Lo habitual, pensó. Luces programadas, para hacer creer que hay alguien en casa. Así que el siguiente lunes por la noche dio el paso definitivo. Con matrículas robadas que colocó en su coche y una tarjeta de peaje que había tomado prestada de uno de los coches del aparcamiento, condujo hasta Mahwah y aparcó al final de calle donde era evidente que sus vecinos estaban celebrando una reunión. Seis o siete coches ocupaban la calle. Wally desactivó la alarma con facilidad y entró en la casa. Justo cuando acababa de vaciar la caja fuerte oyó un disparo.
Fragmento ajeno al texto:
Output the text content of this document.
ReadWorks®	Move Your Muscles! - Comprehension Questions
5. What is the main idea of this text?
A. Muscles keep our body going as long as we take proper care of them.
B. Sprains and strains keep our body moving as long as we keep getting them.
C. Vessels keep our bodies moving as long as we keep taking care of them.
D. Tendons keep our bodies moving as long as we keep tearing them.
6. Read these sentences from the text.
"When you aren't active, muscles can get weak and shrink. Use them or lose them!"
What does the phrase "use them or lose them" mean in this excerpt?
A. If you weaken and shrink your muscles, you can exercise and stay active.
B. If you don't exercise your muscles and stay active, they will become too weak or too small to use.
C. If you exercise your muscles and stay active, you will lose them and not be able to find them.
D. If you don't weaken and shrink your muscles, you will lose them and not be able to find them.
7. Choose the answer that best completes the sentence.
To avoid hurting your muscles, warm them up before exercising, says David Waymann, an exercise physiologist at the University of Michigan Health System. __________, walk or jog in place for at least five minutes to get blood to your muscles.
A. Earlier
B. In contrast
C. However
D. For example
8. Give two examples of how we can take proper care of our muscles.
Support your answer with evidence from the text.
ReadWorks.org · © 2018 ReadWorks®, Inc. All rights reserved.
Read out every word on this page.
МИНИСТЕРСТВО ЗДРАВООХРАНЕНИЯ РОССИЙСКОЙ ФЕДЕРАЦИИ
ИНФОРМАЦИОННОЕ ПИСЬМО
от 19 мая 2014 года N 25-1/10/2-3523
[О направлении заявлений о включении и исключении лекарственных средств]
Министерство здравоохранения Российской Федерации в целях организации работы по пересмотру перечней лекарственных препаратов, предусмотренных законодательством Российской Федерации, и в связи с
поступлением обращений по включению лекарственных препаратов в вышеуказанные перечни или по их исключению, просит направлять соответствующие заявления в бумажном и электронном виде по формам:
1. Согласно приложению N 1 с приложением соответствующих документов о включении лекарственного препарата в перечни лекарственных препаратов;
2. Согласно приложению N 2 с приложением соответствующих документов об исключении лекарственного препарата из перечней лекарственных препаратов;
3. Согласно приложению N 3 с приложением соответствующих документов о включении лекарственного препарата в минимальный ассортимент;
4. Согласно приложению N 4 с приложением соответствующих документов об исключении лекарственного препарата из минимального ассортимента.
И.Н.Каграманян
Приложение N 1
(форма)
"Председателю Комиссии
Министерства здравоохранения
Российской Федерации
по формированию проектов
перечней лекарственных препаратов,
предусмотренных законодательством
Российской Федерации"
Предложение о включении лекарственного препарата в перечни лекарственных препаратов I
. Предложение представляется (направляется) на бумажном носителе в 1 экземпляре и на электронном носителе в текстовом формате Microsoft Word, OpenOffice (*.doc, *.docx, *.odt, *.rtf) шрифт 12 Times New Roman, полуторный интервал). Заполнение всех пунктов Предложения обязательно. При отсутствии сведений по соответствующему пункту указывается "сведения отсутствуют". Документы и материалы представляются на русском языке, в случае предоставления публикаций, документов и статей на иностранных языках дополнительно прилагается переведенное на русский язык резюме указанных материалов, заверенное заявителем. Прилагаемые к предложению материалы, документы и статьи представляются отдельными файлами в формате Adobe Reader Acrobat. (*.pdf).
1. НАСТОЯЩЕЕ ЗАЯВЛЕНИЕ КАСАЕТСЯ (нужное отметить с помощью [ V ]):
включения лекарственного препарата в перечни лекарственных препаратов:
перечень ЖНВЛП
Corrió a la ventana y llegó justo a tiempo de ver a alguien que salía a toda prisa de la casa de al lado.
Lo observó mientras levantaba una mano y se bajaba una bufanda o un pañuelo en el preciso instante en que pasaba por debajo de una de las lámparas que iluminaban el camino adoquinado, en dirección a la calle. A continuación se volvió y desapareció calle abajo.
Wally vio claramente su rostro, y lo grabó en su mente. Tal vez algún día ese recuerdo le fuera útil.
Pensó que tal vez alguien más habría oído el disparo y habría telefoneado a la policía en ese momento. Así que agarró el botín y salió precipitadamente de la casa, pero sin olvidar cerrar la caja fuerte y volver a programar la alarma. Se subió a su coche y se alejó con el corazón acelerado. Sin embargo, cuando se encontró a salvo, de vuelta ya en Manhattan, se dio cuenta de que había pasado por alto un detalle muy importante. Había dejado el dispositivo localizador en el Mercedes Benz, que estaba aparcado en el garaje de la casa en la que acababa de robar.
¿Lo encontrarían? ¿Cuándo sucedería? Había sido cuidadoso, pero ¿era posible que hubiera dejado alguna huella dactilar? Sus huellas constaban en los archivos policiales… Era una idea inquietante. Wally no quería volver a la cárcel. Había leído con sumo interés las noticias relacionadas con el asesinato del doctor Jonathan Lyons y sabía que la policía creía que su mujer, enferma de alzheimer, era la culpable.
Yo sé que no fue así, se dijo Wally. Lo único que lo tranquilizaba en ese momento era pensar que si la policía conseguía seguir la pista del localizador hasta llegar a él, podría facilitarles la descripción del asesino a cambio de una condena más blanda por el robo de las joyas, o tal vez de la inmunidad.
Puede que tenga suerte. Quizá vuelvan a alguna fiesta elegante por la zona y aparquen de nuevo donde trabajo.
Si bien estaba preocupado, era consciente de que sería demasiado arriesgado intentar colarse en el garaje de esa casa para recuperar el localizador del Mercedes.